India on Thursday scrapped its 10 percent import duty on wheat after droughts in the past two years depleted stocks and raised prices, a move traders said could lift overseas purchases to their highest in a decade.
India, which has been snapping up Australian and Black Sea wheat cargoes in recent weeks, was expecting the shipments from Ukraine to arrive this month, but traders now say they might reach India by January.
Ukraine is in the middle of peak corn exports while wheat shipment season is nearly over.
“Ukrainian exporters are giving more importance to ship corn. Ships to load wheat are just waiting,” one New Delhi-based trader said.

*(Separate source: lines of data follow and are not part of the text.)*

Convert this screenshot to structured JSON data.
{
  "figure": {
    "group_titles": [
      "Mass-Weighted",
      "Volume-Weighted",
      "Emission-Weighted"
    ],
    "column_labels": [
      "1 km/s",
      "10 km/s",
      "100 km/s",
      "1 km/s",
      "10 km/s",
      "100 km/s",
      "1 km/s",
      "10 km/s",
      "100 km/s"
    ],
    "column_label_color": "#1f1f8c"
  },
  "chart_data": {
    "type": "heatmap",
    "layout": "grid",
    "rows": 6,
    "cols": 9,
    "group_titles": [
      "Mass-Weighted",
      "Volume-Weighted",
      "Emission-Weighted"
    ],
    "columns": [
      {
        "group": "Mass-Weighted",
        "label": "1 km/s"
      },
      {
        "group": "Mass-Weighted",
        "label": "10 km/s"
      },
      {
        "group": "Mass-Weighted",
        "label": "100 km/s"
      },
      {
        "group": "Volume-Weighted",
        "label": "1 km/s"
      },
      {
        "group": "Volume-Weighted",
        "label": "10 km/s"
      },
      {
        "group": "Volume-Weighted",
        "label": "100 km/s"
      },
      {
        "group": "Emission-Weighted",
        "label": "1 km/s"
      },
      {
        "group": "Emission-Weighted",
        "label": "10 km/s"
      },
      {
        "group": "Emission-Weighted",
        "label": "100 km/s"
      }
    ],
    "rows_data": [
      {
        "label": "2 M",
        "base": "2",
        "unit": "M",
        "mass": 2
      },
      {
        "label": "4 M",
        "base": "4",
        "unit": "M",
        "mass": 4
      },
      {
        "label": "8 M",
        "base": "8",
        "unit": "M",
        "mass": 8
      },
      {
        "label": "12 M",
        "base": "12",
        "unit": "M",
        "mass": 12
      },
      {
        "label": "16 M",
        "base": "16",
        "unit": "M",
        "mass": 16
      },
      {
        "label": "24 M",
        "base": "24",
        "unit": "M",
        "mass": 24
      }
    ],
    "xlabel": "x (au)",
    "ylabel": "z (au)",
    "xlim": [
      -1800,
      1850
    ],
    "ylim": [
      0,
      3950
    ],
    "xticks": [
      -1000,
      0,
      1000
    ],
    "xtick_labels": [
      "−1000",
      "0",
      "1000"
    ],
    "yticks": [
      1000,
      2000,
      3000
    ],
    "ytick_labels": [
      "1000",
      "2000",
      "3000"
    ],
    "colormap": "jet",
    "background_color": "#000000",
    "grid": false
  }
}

The late arrival of ships from the Black Sea could make it difficult for Indian ports next month when Australian wheat cargoes are also due.
“Everything will arrive at the same time and Indian ports will not be able to handle such influx,” said one Singapore trader, who is among the suppliers hit by delays.
“We will have delays in unloading ships.”
In the past month, Indian importers have purchased about 500,000 tonnes of wheat, largely from Australia, as the country continues its large import programme.
Elsewhere, Philippine mills recently bought 50,000 tonnes of Australian wheat at about $202 a tonne, free on board, for shipment in January, traders said.